Student debt relief. The student debt crisis is more an indication of a falling standard of living in America and excess capacity in higher education than a specific problem with debt. Increasing federal involvement in higher education is likely to lower educational standards, increase unionization, and reduce our national competitiveness. Forgiving student debt will bail out failing colleges and encourage additional spending on unproductive education, like pushing poorly prepared and poorly motivated students to attend college.
Concern about race. Clearly, we have issues on race. We can do better. The bigger issue, however, is class. The individuals left behind in the inner cities look an awful lot like the individuals left behind in our rural areas. Favoring one group over the other by focusing on race and ethnicity can only divide us. A better idea is to improve national standards (and spending) on education and policing.

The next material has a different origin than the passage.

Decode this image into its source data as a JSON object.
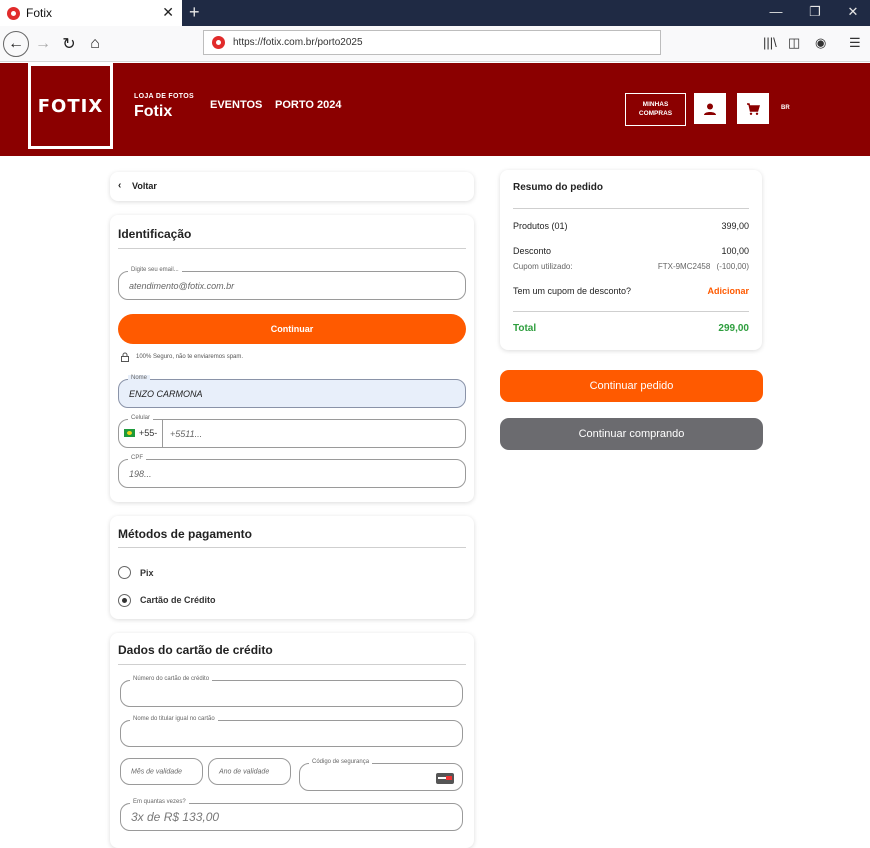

My prayer for you is that you will learn to listen, especially to your critics. The president’s job is undoable without the support of many, many helpers. God gave us two ears, but only one mouth, for a reason: Listen. Listen patiently. Listen until it hurts.
Start by listening to God. Begin and end the day in prayer in the privacy of your home. Pray for understanding; pray while you are eating; pray while you are working out; pray while you are deliberating; pray for those you do not understand; pray with your family. As president, the one person who you can always trust is God—look to Christ for your example; ask the Holy Spirit for guidance, protection, and peace.
Listen to those who have gone before you. Invite the living presidents to Camp David on a regular basis for quiet time and reflection. Ask their guidance; apply it when appropriate; gain their trust; and ask for their support.
Listen to the American people. Appoint a diverse cabinet. Follow Reagan’s lead and delegate responsibility to leave time to focus on key priorities. Take Lincoln’s lead and invite your most able critics into your administration to learn from them and give them a reason to support you. Vanquish your enemies by making them your friends.
May God be with you and bless you so that you may bless many others.